Years ago I gardened for an elderly woman who was unsociable, stubborn and cantankerous. She had worked in publishing and became a director at a time when that was rare for a woman and she developed a deep contempt for anyone who, in her eyes, treated her in a sexist or condescending way. She told me right from the start to never, ever address her as 'love' for example and she'd stopped talking to a neighbour who had unthinkingly done that. She had some carers for a while but fired them for being, as she said, 'complete sluts'. Nonetheless, we got on okay and I found her interesting and very knowledgeable, if sometimes a little prickly.

As time went on she became ill and it turned out that she was seriously anaemic, so she was given a couple of blood transfusions and put on steroids. This resulted in a marked change in her personality and she became quite lively, friendly and very energetic. After some months of this, she was found dead in bed by a neighbour, having died of pneumonia. On her bedside table was a list titled 'Party' and there were notes on what foods she'd prepare, where coats were to be left and so on. This was to be her first party for about 40 years, perhaps ever.
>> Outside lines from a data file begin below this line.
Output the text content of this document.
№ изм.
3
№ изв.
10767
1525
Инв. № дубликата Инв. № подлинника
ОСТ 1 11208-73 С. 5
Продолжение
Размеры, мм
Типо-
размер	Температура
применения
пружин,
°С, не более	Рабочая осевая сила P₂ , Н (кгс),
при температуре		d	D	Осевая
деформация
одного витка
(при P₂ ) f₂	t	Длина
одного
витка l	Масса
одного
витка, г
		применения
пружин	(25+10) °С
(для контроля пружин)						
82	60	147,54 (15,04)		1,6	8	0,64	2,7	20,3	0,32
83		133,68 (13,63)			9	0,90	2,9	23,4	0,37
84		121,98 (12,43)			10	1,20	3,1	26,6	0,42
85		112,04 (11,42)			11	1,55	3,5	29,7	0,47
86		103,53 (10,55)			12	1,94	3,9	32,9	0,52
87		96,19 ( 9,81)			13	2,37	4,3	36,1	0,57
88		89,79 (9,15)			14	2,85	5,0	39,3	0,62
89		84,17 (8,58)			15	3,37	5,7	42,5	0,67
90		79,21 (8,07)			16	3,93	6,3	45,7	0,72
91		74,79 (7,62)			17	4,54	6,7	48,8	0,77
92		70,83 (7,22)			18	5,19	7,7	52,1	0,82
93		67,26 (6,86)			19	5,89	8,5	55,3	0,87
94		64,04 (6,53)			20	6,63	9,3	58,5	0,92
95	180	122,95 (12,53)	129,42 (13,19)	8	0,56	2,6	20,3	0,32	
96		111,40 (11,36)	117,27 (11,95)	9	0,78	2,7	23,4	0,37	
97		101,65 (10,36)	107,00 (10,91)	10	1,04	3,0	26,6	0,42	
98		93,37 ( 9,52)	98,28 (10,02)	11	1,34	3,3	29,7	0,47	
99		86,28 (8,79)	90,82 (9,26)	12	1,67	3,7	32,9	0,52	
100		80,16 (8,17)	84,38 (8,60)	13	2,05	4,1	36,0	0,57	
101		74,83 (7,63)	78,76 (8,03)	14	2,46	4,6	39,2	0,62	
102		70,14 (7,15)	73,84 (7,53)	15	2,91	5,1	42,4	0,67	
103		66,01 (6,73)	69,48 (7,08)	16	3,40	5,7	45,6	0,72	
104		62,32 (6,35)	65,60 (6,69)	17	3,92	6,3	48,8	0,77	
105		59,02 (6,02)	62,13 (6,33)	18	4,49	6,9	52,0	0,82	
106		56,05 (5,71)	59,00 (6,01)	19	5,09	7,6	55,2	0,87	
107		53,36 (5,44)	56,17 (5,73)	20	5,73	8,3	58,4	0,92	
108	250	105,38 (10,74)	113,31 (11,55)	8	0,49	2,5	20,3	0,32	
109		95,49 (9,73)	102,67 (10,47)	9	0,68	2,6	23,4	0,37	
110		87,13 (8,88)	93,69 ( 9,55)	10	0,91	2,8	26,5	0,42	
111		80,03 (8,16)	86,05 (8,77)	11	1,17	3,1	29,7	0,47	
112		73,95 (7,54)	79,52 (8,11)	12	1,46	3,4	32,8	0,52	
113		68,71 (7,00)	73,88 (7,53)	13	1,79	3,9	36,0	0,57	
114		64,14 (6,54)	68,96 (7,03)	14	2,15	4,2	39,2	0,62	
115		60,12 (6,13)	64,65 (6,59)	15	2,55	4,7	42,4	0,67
She had already arranged for a friend, a professor of death studies no less, to organise the funeral. It was to be a woodland burial, no bought flowers, no minister or anyone to do the main talking. The professor went through her address book and latest correspondence and invited everyone he could find, which amounted to some 20 people. We all chose a dish from the party food list to prepare and then met up in her house a few hours before the funeral, where we used her heating and drank her wine and fruit juice, and had her party for her before heading off to bury her. It was a pretty good party, the crowd was composed of a few neighbours, one distant relative and some frequent customers to her academic second hand bookshop, quite a mixed group. We got to know each other and took turns to tell our stories to the room, so by the time we got to the burial ground we were all familiar with each other to some extent.

The whole thing was utterly surreal and very much felt like being part of an Art House film. And it rained too.

This is such a lovely tale

OP posts:
Joonio · 20/11/2023 14:30

When newly married we invited husbands team mate and wife for supper after the game. At home we often had macaroni cheese for tea and I thought it would be a nice easy dish.
They pushed it warily round the plate and he asked what was it. When I told him macaroni he had never heard of it and left it on the plate.